The informant said it contained “nuclear” material. The BBC reports that officials said it would be tested for radioactivity. Murky pictures taken by a robot camera show the vessel intact and alongside it were a number of yellow barrels. Labels on them say the contents are toxic.

The informant said the mafia had muscled in on the lucrative business of radioactive waste disposal. He said that instead of getting rid of the material safely, he blew up the vessel out at sea, off the Calabrian coast. He also said he was responsible for sinking two other ships containing toxic waste.

Experts were now examining samples taken from the wreck. An official said that if the samples proved to be radioactive then a search for up to thirty other sunken vessels believed scuttled by the mafia would be launched.

For years there have been rumors that the mafia was sinking ships with nuclear and other waste on board, as part of a money-making racket. The environmental campaign group Greenpeace and others have compiled lists over the past few decades of ships that have disappeared off the coast of Italy and Greece.

Cobalt-60 as the first nuclear “dirty bomb”

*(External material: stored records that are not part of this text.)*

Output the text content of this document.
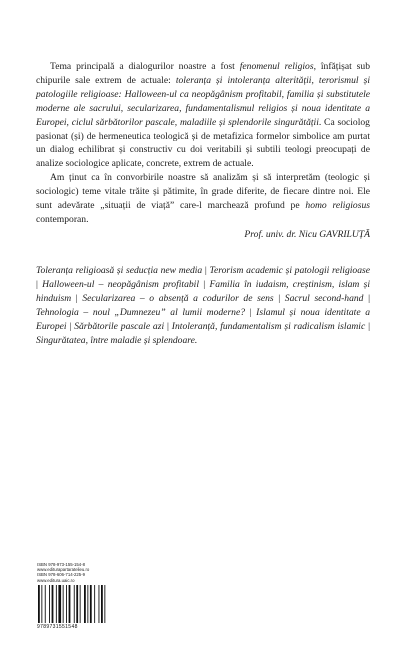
Tema principală a dialogurilor noastre a fost fenomenul religios, înfățișat sub chipurile sale extrem de actuale: toleranța și intoleranța alterității, terorismul și patologiile religioase: Halloween-ul ca neopăgânism profitabil, familia și substitutele moderne ale sacrului, secularizarea, fundamentalismul religios și noua identitate a Europei, ciclul sărbătorilor pascale, maladiile și splendorile singurătății. Ca sociolog pasionat (și) de hermeneutica teologică și de metafizica formelor simbolice am purtat un dialog echilibrat și constructiv cu doi veritabili și subtili teologi preocupați de analize sociologice aplicate, concrete, extrem de actuale.

Am ținut ca în convorbirile noastre să analizăm și să interpretăm (teologic și sociologic) teme vitale trăite și pătimite, în grade diferite, de fiecare dintre noi. Ele sunt adevărate „situații de viață” care-l marchează profund pe homo religiosus contemporan.

Prof. univ. dr. Nicu GAVRILUȚĂ
Toleranța religioasă și seducția new media | Terorism academic și patologii religioase | Halloween-ul – neopăgânism profitabil | Familia în iudaism, creștinism, islam și hinduism | Secularizarea – o absență a codurilor de sens | Sacrul second-hand | Tehnologia – noul „Dumnezeu” al lumii moderne? | Islamul și noua identitate a Europei | Sărbătorile pascale azi | Intoleranță, fundamentalism și radicalism islamic | Singurătatea, între maladie și splendoare.
ISBN 978-973-155-154-8
www.editurapartaratelieu.ro
ISBN 978-606-714-225-9
www.editura.uaic.ro
9789731551548
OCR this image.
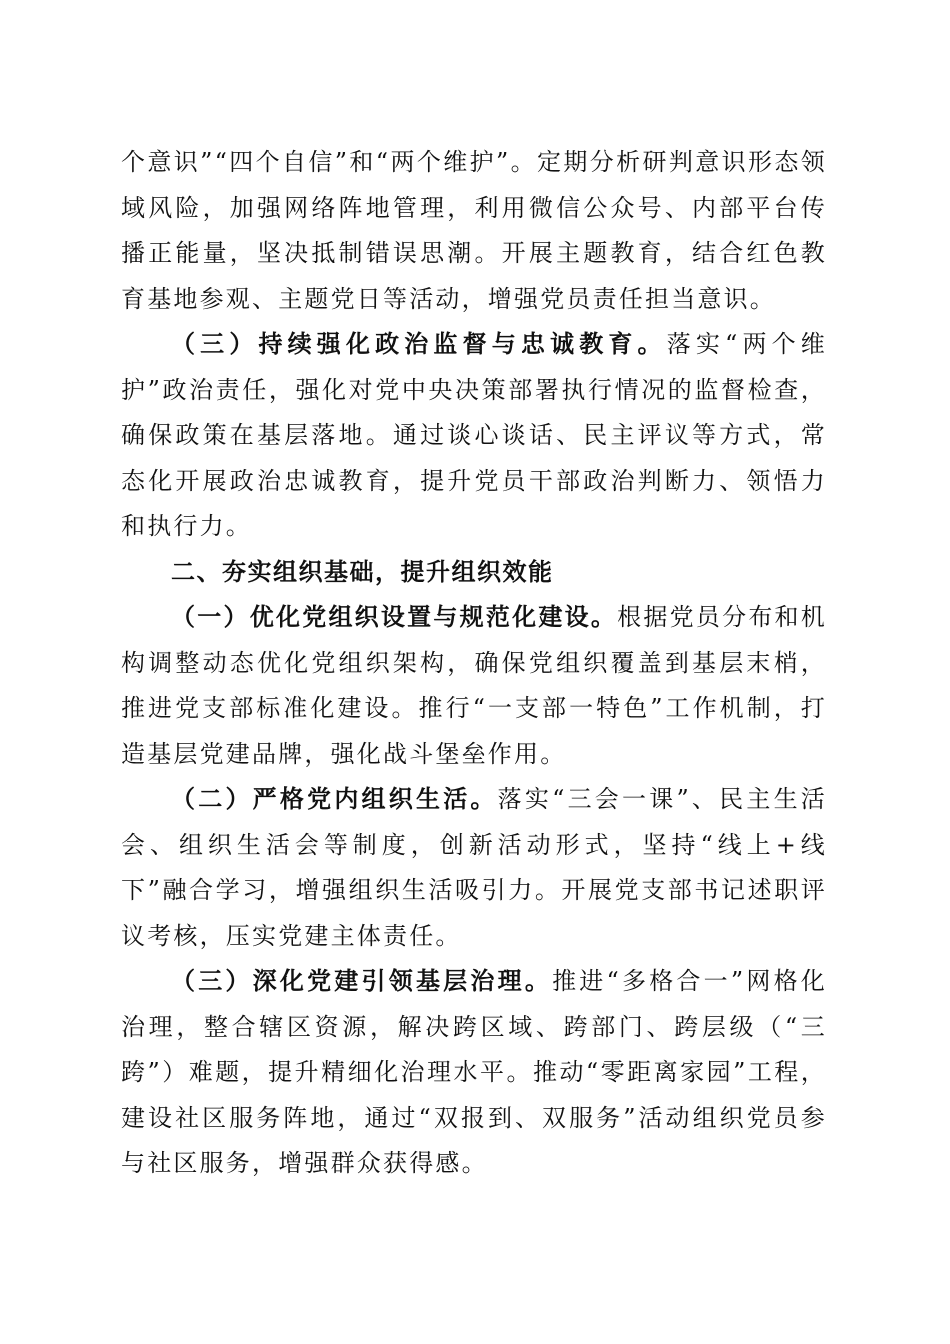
个意识”“四个自信”和“两个维护”。定期分析研判意识形态领域风险，加强网络阵地管理，利用微信公众号、内部平台传播正能量，坚决抵制错误思潮。开展主题教育，结合红色教育基地参观、主题党日等活动，增强党员责任担当意识。

（三）持续强化政治监督与忠诚教育。落实“两个维护”政治责任，强化对党中央决策部署执行情况的监督检查，确保政策在基层落地。通过谈心谈话、民主评议等方式，常态化开展政治忠诚教育，提升党员干部政治判断力、领悟力和执行力。

二、夯实组织基础，提升组织效能

（一）优化党组织设置与规范化建设。根据党员分布和机构调整动态优化党组织架构，确保党组织覆盖到基层末梢，推进党支部标准化建设。推行“一支部一特色”工作机制，打造基层党建品牌，强化战斗堡垒作用。

（二）严格党内组织生活。落实“三会一课”、民主生活会、组织生活会等制度，创新活动形式，坚持“线上+线下”融合学习，增强组织生活吸引力。开展党支部书记述职评议考核，压实党建主体责任。

（三）深化党建引领基层治理。推进“多格合一”网格化治理，整合辖区资源，解决跨区域、跨部门、跨层级（“三跨”）难题，提升精细化治理水平。推动“零距离家园”工程，建设社区服务阵地，通过“双报到、双服务”活动组织党员参与社区服务，增强群众获得感。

Cobalt-60 was the material of choice for countries that wanted to have a nuclear weapons capacity but did not have the technological know-how to build nuclear bombs. In the early 1960s, Egypt’s president Gamal Abed el Nasser recruited a few dozen former Nazi scientists and brought them to Egypt to build what was then called “cobalt bombs” and the missiles to carry them. Naser’s knew Egypt was not in a position to build a nuclear bomb, but he thought that showering Israeli urban centers with radioactive cobalt — in effect, dirty bombs — would be enough to kill a few hundreds of thousands Israelis and put an end to Israel.

 

In response, the Mossad, Israel’s secret service, began a three-year campaign of intimidation and threats — and more — against these scientists after Konrad Adenauer, West Germany’s chancellor, refused to ban their employment in Egypt’s weapon industry (in any event, soon other European scientists joined the initial group of Germans). The Mossad campaign ranged from “friendly” visits to the scientists and their families to pressure them to leave Egypt, to letter bombs which killed some of the scientists (and, in a few cases, the local office staff), to more direct assassinations. The campaign was exposed in mid-1963 when two Mossad agents were captured in a Swiss hotel, where they were holding the family of a Swiss missile scientist, threatening to kill the wife and kids unless the scientist returned from Egypt.

Israel went to extremes to achieve its goal. For example, it employed Otto Skorzeni, a decorated officer of the special commando units of the Nazi Waffen SS, to obtain information about Germans doing work in Egypt. Skorzeni, who led the Fallschirmjäger unit which rescued Benito Mussolini from Italian anti-Fascist fighters on 12 September 1943, was entnazifiziert (denazified) in absentia in 1952 by the West German government. Still, before agreeing to cooperate with the Mossad, Skorzeni insisted on a written agreement hat he would not be kidnapped and brought to trial in Israel as was the case with Adolph Eichmann, who was captured by Mossad operatives in Argentina on 11 May 1960.